Only 20 percent of second- and third-graders reading below grade level will go on to college. Thompson began asking the question, “What can we do to improve this?”
He met with Alton School District literacy coaches Elaine Kane and Rene Hart to share his vision of people reading to people. His enthusiasm was contagious, and soon they developed a plan.
“We tried to think out of the box,” Thompson explains. “Children arrive at school at 7:30 a.m. and wait for school to begin at 8 a.m. What if they used that time to read? We piloted a program at East Elementary School, with children reading books of their choice to adults. Our goal was to get 20 volunteers from area businesses, churches and senior groups.”
Thompson started drumming up support, creating a network of people who care. The ROAR (Reach Out and Read) program was an instant success.

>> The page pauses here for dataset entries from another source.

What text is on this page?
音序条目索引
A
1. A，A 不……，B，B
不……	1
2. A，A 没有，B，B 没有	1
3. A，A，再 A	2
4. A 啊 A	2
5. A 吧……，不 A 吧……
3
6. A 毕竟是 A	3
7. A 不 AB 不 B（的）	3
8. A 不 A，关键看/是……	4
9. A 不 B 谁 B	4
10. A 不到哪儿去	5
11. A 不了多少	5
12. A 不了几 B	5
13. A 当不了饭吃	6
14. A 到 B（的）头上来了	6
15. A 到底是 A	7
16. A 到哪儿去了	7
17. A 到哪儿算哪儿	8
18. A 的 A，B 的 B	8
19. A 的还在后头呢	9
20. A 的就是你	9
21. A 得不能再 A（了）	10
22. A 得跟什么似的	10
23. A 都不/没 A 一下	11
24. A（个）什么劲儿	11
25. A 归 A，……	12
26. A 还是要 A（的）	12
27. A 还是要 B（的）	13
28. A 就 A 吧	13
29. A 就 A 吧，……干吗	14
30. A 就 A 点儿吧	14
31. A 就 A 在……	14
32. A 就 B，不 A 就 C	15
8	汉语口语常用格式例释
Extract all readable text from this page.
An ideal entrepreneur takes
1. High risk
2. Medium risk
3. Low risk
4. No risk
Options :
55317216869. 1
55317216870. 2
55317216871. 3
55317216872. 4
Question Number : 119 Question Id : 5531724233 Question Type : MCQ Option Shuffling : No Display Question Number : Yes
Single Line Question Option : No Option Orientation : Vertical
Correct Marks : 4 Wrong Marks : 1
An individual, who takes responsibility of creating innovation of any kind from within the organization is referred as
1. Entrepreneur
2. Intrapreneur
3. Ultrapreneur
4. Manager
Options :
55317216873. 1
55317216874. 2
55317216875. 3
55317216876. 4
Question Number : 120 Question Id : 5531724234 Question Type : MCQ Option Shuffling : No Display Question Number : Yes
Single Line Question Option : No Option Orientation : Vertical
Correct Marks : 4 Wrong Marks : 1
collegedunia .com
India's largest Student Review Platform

“We now have nearly 200 volunteers, and the program keeps growing,” Thompson says. “We added first and second grades and offer the program in all seven elementary schools.”
And they are seeing results. At East Elementary, the percentage of children reading at or above grade level increased from 50 percent to 75 percent. A total of 191 volunteers contributed 2,908 hours during the 2015-16 school year to help children improve their reading skills by providing individual attention and encouragement. The dollar value of this donation of time is nearly $30,000. Nearly 40 percent of the volunteers are men, providing a positive male influence. More than 60 staff members volunteer their time to coordinate the ROAR program. And there’s never a shortage of children waiting to read to an adult.
The cost of the program is negligible, and the benefits are immense. Many volunteers say that spending time with the children gives them a lift that stays with them throughout the day. Volunteers are screened by filling out a form, and new volunteers are always welcome. For more information on how you can help, contact Elaine Kane, firstname.lastname@example.org or 618-433-7835.
Dave Whaley, email@example.com
Tags : Steve Thompson
Number of views (1298)/Comments (3)
8/9/2017 9:27 AM
There is a program called Reach Out and Read in which a physician gives a new age appropriate book to infants and toddlers at their well child appointments from 6 month to age 5 years. The giving of the book increases the likelihood that a parent will actually start the habit of reading to their child daily. Just recommending reading is often not enough. Children who get these books have higher pre-reading skills when they enter kindergarten. The books are purchased through reach out and read. Scholastic sells the books at a discount through this program. This may be another way to enrich our children and communities.
8/9/2017 9:33 AM
Thanks for the info, Amy!
We agree that getting books to children and parents is very important (which is why we do the BJC Summer Book Brigade - http://www.bjctodayonline.org/Home/HeadlineNews/NewsArticle/TabId/130/ArtMID/531/ArticleID/2235/Behind-the-scenes-of-the-BJC-Summer-Book-Brigade.aspx)
8/14/2017 1:01 PM
I've heard about this program from friends in the Alton area who volunteer. What a GREAT way to make an impact on your community!